All lives are measured by the ratio of independency to dependency. We begin our lives completely dependent and as we grow into adolescence and catch fleeting tastes of independence, we begin to crave it. And as we grow into adults, we come into a state of almost complete independence and might even have other people in the world who depend on us. It is these adults who crave a time when they were younger and could depend, selfishly and immaturely, on another. It is a defining moment in one’s maturity when they, ironically, want to be a child again, exempt from all independence.
This moment came a few years post egg and cheese for me, at age 14 and hundreds of miles from my kitchen, in the depths of the Himalayas. My entire body was shivering with a cold unlike that I had ever felt before, one that emitted from the mountains themselves. I was resting on a rock, head in hands, breathing shakily through my splitting headache and jilting nausea; surefire signs of altitude sickness. With a sickening lurch in my stomach my breakfast of dry toast came hurling up onto the sharp, white rocks. Turning away from the vomit, I faced the rest of my family, my face pale.
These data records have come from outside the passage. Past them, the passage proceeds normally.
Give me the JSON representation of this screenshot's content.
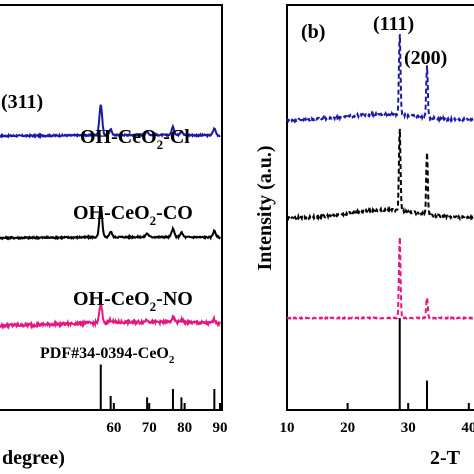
{
  "chart_data": [
    {
      "type": "line",
      "panel": "left",
      "xlabel_visible": "degree)",
      "x_tick_labels": [
        "60",
        "70",
        "80",
        "90"
      ],
      "xlim": [
        25,
        90
      ],
      "peak_label": "(311)",
      "series": [
        {
          "name": "OH-CeO2-Cl",
          "label_main": "OH-CeO",
          "label_sub": "2",
          "label_tail": "-Cl",
          "color": "#1a1aa6",
          "style": "solid",
          "peaks": [
            {
              "x": 56.3,
              "h": 0.85
            },
            {
              "x": 59.1,
              "h": 0.15
            },
            {
              "x": 69.4,
              "h": 0.1
            },
            {
              "x": 76.7,
              "h": 0.22
            },
            {
              "x": 79.1,
              "h": 0.12
            },
            {
              "x": 88.4,
              "h": 0.18
            }
          ]
        },
        {
          "name": "OH-CeO2-CO",
          "label_main": "OH-CeO",
          "label_sub": "2",
          "label_tail": "-CO",
          "color": "#000000",
          "style": "solid",
          "peaks": [
            {
              "x": 56.3,
              "h": 0.85
            },
            {
              "x": 59.1,
              "h": 0.15
            },
            {
              "x": 69.4,
              "h": 0.1
            },
            {
              "x": 76.7,
              "h": 0.22
            },
            {
              "x": 79.1,
              "h": 0.12
            },
            {
              "x": 88.4,
              "h": 0.18
            }
          ]
        },
        {
          "name": "OH-CeO2-NO",
          "label_main": "OH-CeO",
          "label_sub": "2",
          "label_tail": "-NO",
          "color": "#e5177f",
          "style": "solid",
          "peaks": [
            {
              "x": 56.3,
              "h": 0.7
            },
            {
              "x": 59.1,
              "h": 0.1
            },
            {
              "x": 69.4,
              "h": 0.1
            },
            {
              "x": 76.7,
              "h": 0.18
            },
            {
              "x": 79.1,
              "h": 0.1
            },
            {
              "x": 88.4,
              "h": 0.15
            }
          ]
        }
      ],
      "reference": {
        "label_main": "PDF#34-0394-CeO",
        "label_sub": "2",
        "lines": [
          {
            "x": 56.3,
            "h": 0.65
          },
          {
            "x": 59.1,
            "h": 0.2
          },
          {
            "x": 69.4,
            "h": 0.18
          },
          {
            "x": 76.7,
            "h": 0.3
          },
          {
            "x": 79.1,
            "h": 0.18
          },
          {
            "x": 88.4,
            "h": 0.3
          }
        ]
      }
    },
    {
      "type": "line",
      "panel": "right",
      "panel_label": "(b)",
      "ylabel": "Intensity (a.u.)",
      "xlabel_visible": "2-T",
      "x_tick_labels": [
        "10",
        "20",
        "30",
        "40"
      ],
      "xlim": [
        10,
        43
      ],
      "peak_labels": [
        "(111)",
        "(200)"
      ],
      "series": [
        {
          "color": "#1a1aa6",
          "style": "dashed",
          "peaks": [
            {
              "x": 28.6,
              "h": 1.0
            },
            {
              "x": 33.1,
              "h": 0.62
            }
          ]
        },
        {
          "color": "#000000",
          "style": "dashed",
          "peaks": [
            {
              "x": 28.6,
              "h": 1.0
            },
            {
              "x": 33.1,
              "h": 0.75
            }
          ]
        },
        {
          "color": "#e5177f",
          "style": "dashed",
          "peaks": [
            {
              "x": 28.6,
              "h": 1.0
            },
            {
              "x": 33.1,
              "h": 0.25
            }
          ]
        }
      ],
      "reference": {
        "lines": [
          {
            "x": 28.6,
            "h": 1.0
          },
          {
            "x": 33.1,
            "h": 0.32
          }
        ]
      }
    }
  ]
}
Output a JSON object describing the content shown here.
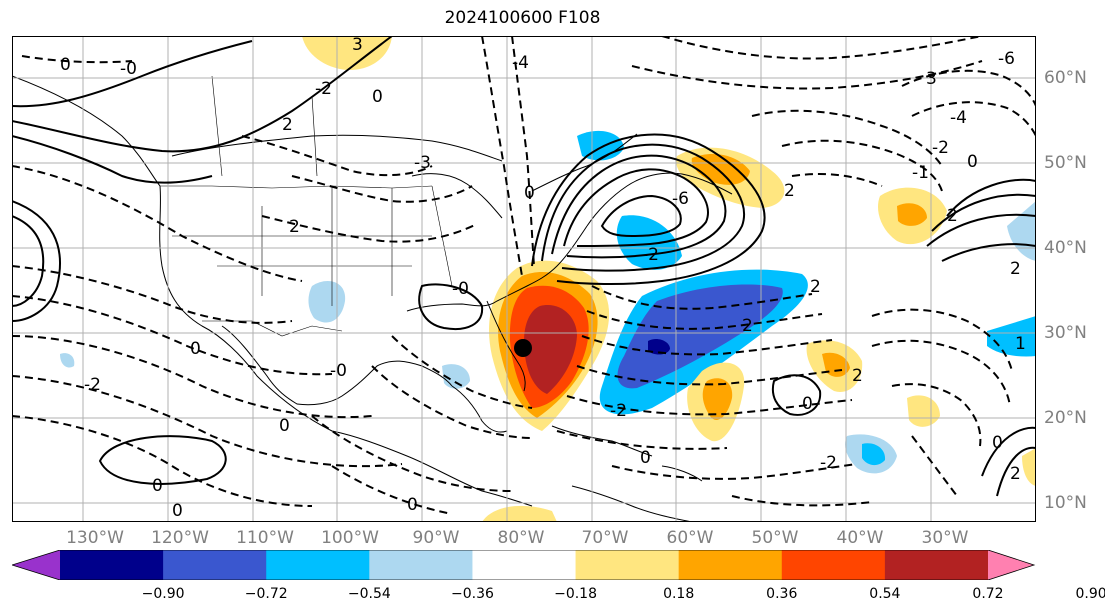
{
  "title": "2024100600 F108",
  "lon_labels": [
    "130°W",
    "120°W",
    "110°W",
    "100°W",
    "90°W",
    "80°W",
    "70°W",
    "60°W",
    "50°W",
    "40°W",
    "30°W"
  ],
  "lat_labels": [
    "60°N",
    "50°N",
    "40°N",
    "30°N",
    "20°N",
    "10°N"
  ],
  "colorbar": {
    "colors": [
      "#9932cc",
      "#00008b",
      "#3a57cf",
      "#00bfff",
      "#add8f0",
      "#ffffff",
      "#ffe680",
      "#ffa500",
      "#ff4500",
      "#b22222",
      "#ff80b0"
    ],
    "ticks": [
      "−0.90",
      "−0.72",
      "−0.54",
      "−0.36",
      "−0.18",
      "0.18",
      "0.36",
      "0.54",
      "0.72",
      "0.90"
    ]
  },
  "contour_labels": [
    "0",
    "-0",
    "-2",
    "2",
    "-3",
    "3",
    "-4",
    "-6",
    "-1",
    "1"
  ],
  "storm_marker": {
    "lon": "80°W",
    "lat": "28°N"
  }
}
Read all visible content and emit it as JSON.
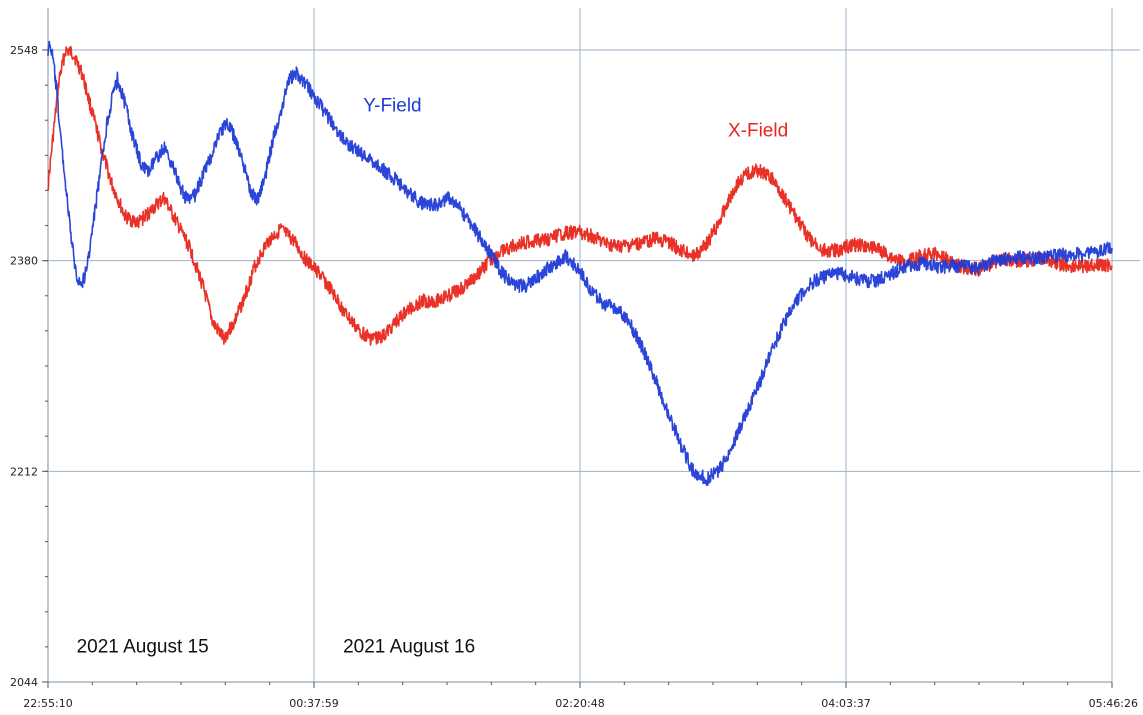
{
  "chart_data": {
    "type": "line",
    "grid": true,
    "y_ticks": [
      2044,
      2212,
      2380,
      2548
    ],
    "ylim": [
      2044,
      2548
    ],
    "x_ticks": [
      "22:55:10",
      "00:37:59",
      "02:20:48",
      "04:03:37",
      "05:46:26"
    ],
    "xlim": [
      "22:55:10",
      "05:46:26"
    ],
    "annotations": [
      {
        "text": "2021 August 15",
        "time": "22:58:30",
        "value": 2066
      },
      {
        "text": "2021 August 16",
        "time": "00:41:30",
        "value": 2066
      }
    ],
    "series": [
      {
        "name": "X-Field",
        "color": "#e8261b",
        "label_at": {
          "time": "03:18:00",
          "value": 2479
        },
        "x": [
          "22:55:10",
          "22:57:10",
          "22:59:30",
          "23:02:00",
          "23:05:00",
          "23:08:30",
          "23:12:00",
          "23:16:00",
          "23:20:00",
          "23:25:00",
          "23:30:00",
          "23:35:00",
          "23:40:00",
          "23:45:00",
          "23:50:00",
          "23:55:00",
          "23:59:00",
          "00:03:00",
          "00:07:00",
          "00:11:00",
          "00:15:00",
          "00:20:00",
          "00:25:00",
          "00:30:00",
          "00:35:00",
          "00:40:00",
          "00:45:00",
          "00:50:00",
          "00:55:00",
          "01:00:00",
          "01:05:00",
          "01:10:00",
          "01:15:00",
          "01:20:00",
          "01:25:00",
          "01:30:00",
          "01:35:00",
          "01:40:00",
          "01:45:00",
          "01:50:00",
          "01:55:00",
          "02:00:00",
          "02:05:00",
          "02:10:00",
          "02:15:00",
          "02:20:00",
          "02:25:00",
          "02:30:00",
          "02:35:00",
          "02:40:00",
          "02:45:00",
          "02:50:00",
          "02:55:00",
          "03:00:00",
          "03:05:00",
          "03:10:00",
          "03:15:00",
          "03:18:00",
          "03:22:00",
          "03:26:00",
          "03:30:00",
          "03:35:00",
          "03:40:00",
          "03:45:00",
          "03:50:00",
          "03:55:00",
          "04:00:00",
          "04:05:00",
          "04:10:00",
          "04:15:00",
          "04:20:00",
          "04:25:00",
          "04:30:00",
          "04:35:00",
          "04:40:00",
          "04:45:00",
          "04:50:00",
          "04:55:00",
          "05:00:00",
          "05:05:00",
          "05:10:00",
          "05:15:00",
          "05:20:00",
          "05:25:00",
          "05:30:00",
          "05:35:00",
          "05:40:00",
          "05:46:26"
        ],
        "y": [
          2440,
          2480,
          2525,
          2548,
          2545,
          2528,
          2500,
          2468,
          2440,
          2415,
          2410,
          2420,
          2430,
          2410,
          2390,
          2360,
          2330,
          2318,
          2330,
          2350,
          2375,
          2395,
          2405,
          2396,
          2380,
          2370,
          2355,
          2338,
          2325,
          2318,
          2320,
          2332,
          2342,
          2348,
          2348,
          2352,
          2358,
          2366,
          2378,
          2386,
          2392,
          2395,
          2396,
          2398,
          2402,
          2403,
          2400,
          2394,
          2391,
          2392,
          2394,
          2398,
          2395,
          2388,
          2384,
          2394,
          2412,
          2428,
          2442,
          2450,
          2452,
          2445,
          2430,
          2412,
          2396,
          2388,
          2388,
          2392,
          2393,
          2390,
          2384,
          2379,
          2382,
          2385,
          2385,
          2378,
          2374,
          2373,
          2378,
          2381,
          2380,
          2380,
          2382,
          2378,
          2375,
          2376,
          2376,
          2376
        ]
      },
      {
        "name": "Y-Field",
        "color": "#1f3bd6",
        "label_at": {
          "time": "00:57:00",
          "value": 2499
        },
        "x": [
          "22:55:10",
          "22:56:00",
          "22:57:10",
          "22:58:30",
          "23:00:00",
          "23:02:00",
          "23:04:00",
          "23:06:00",
          "23:08:00",
          "23:10:00",
          "23:12:00",
          "23:14:00",
          "23:16:00",
          "23:18:00",
          "23:20:00",
          "23:22:00",
          "23:25:00",
          "23:28:00",
          "23:31:00",
          "23:34:00",
          "23:37:00",
          "23:40:00",
          "23:43:00",
          "23:46:00",
          "23:49:00",
          "23:52:00",
          "23:55:00",
          "23:58:00",
          "00:01:00",
          "00:04:00",
          "00:07:00",
          "00:10:00",
          "00:13:00",
          "00:16:00",
          "00:19:00",
          "00:22:00",
          "00:25:00",
          "00:28:00",
          "00:31:00",
          "00:35:00",
          "00:40:00",
          "00:45:00",
          "00:50:00",
          "00:55:00",
          "01:00:00",
          "01:05:00",
          "01:10:00",
          "01:15:00",
          "01:20:00",
          "01:25:00",
          "01:30:00",
          "01:35:00",
          "01:40:00",
          "01:45:00",
          "01:50:00",
          "01:55:00",
          "02:00:00",
          "02:05:00",
          "02:10:00",
          "02:15:00",
          "02:20:00",
          "02:25:00",
          "02:30:00",
          "02:35:00",
          "02:40:00",
          "02:45:00",
          "02:50:00",
          "02:55:00",
          "03:00:00",
          "03:05:00",
          "03:10:00",
          "03:15:00",
          "03:20:00",
          "03:25:00",
          "03:30:00",
          "03:35:00",
          "03:40:00",
          "03:45:00",
          "03:50:00",
          "03:55:00",
          "04:00:00",
          "04:05:00",
          "04:10:00",
          "04:15:00",
          "04:20:00",
          "04:25:00",
          "04:30:00",
          "04:35:00",
          "04:40:00",
          "04:45:00",
          "04:50:00",
          "04:55:00",
          "05:00:00",
          "05:05:00",
          "05:10:00",
          "05:15:00",
          "05:20:00",
          "05:25:00",
          "05:30:00",
          "05:35:00",
          "05:40:00",
          "05:46:26"
        ],
        "y": [
          2548,
          2552,
          2540,
          2515,
          2480,
          2440,
          2400,
          2370,
          2360,
          2372,
          2400,
          2430,
          2460,
          2490,
          2510,
          2525,
          2505,
          2478,
          2458,
          2450,
          2462,
          2470,
          2458,
          2440,
          2428,
          2432,
          2448,
          2462,
          2480,
          2490,
          2480,
          2462,
          2438,
          2428,
          2446,
          2476,
          2498,
          2524,
          2530,
          2520,
          2505,
          2490,
          2475,
          2467,
          2460,
          2452,
          2444,
          2433,
          2425,
          2424,
          2430,
          2420,
          2405,
          2390,
          2372,
          2360,
          2360,
          2368,
          2376,
          2384,
          2374,
          2356,
          2346,
          2342,
          2330,
          2310,
          2285,
          2258,
          2232,
          2210,
          2206,
          2214,
          2234,
          2258,
          2282,
          2308,
          2332,
          2350,
          2362,
          2367,
          2370,
          2368,
          2364,
          2364,
          2368,
          2374,
          2377,
          2377,
          2375,
          2376,
          2376,
          2375,
          2379,
          2382,
          2383,
          2382,
          2382,
          2384,
          2385,
          2385,
          2387,
          2390
        ]
      }
    ]
  }
}
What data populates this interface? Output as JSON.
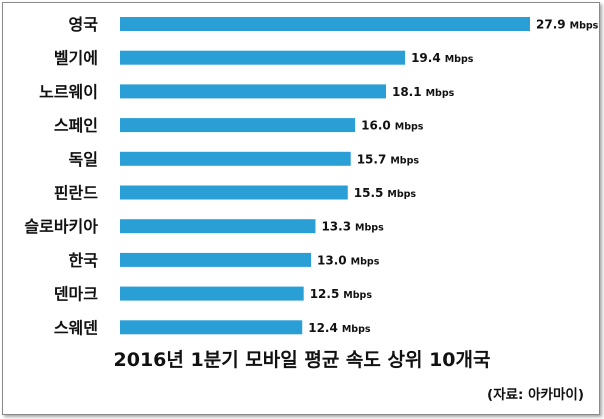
{
  "chart_data": {
    "type": "bar",
    "orientation": "horizontal",
    "title": "2016년 1분기 모바일 평균 속도 상위 10개국",
    "source": "(자료: 아카마이)",
    "unit": "Mbps",
    "categories": [
      "영국",
      "벨기에",
      "노르웨이",
      "스페인",
      "독일",
      "핀란드",
      "슬로바키아",
      "한국",
      "덴마크",
      "스웨덴"
    ],
    "values": [
      27.9,
      19.4,
      18.1,
      16.0,
      15.7,
      15.5,
      13.3,
      13.0,
      12.5,
      12.4
    ],
    "value_labels": [
      "27.9",
      "19.4",
      "18.1",
      "16.0",
      "15.7",
      "15.5",
      "13.3",
      "13.0",
      "12.5",
      "12.4"
    ],
    "bar_color": "#2a9fd6",
    "xlim": [
      0,
      27.9
    ],
    "grid": false,
    "legend": "none"
  }
}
They were all looking down, eyes clenched, fighting the headache. My mom looked up and wearily handed me a protein bar and urged me to eat it with a forceful nod of her head. It was a situation I never thought I would find myself in; the midst of spring break and I was on the eighth day of a ten day hike to Everest Base Camp. It had been the hardest week of my life thus far, and we had woken up on this morning at 5,000 meters and completely ridden with altitude sickness. It was the most panicked I had ever felt; I was quite literally trapped in this headache, this nausea.
It was a result of my very surroundings and I could not escape this little town of Dingboche, even if I sprinted as fast as I could. Here, huddled with the rest of my family somewhere among these cavernous mountains, I had never felt more isolated. I felt the unfathomable large space between us and the rest of the world, my world back in the United States, but even more so, I felt the space between my rest of my family and myself. We were all sick, weak in that moment; the playing field was level and each of us were tasked with taking care of ourselves.
I accepted the protein bar from my mom and as I forced myself to chew and swallow every tiny bite, I felt the air the hung over us giving us the burden of independency. In these last three years I learned two things: the value of being independent and the equal value of being dependent. Depending on one’s age, their life will be structured towards one of the two but even for an adult, who has to exist as an independent individual, is it important to find someone or something to depend on.
At this point in my life, I find myself in an optimal position- I am allowed reasonable independence, within the security blanket of a constant dependency on my parents. While the ratio will probably never be as perfect in any other stage of my life, it is crucial that a ratio must exist. I move on from middle school knowing that at any age, any time in my life I need to have some measure of independence and some measure of dependence. It keeps me firmly situated in the barrier between maturity and immaturity, young and old, work and play, and brings balance to my life.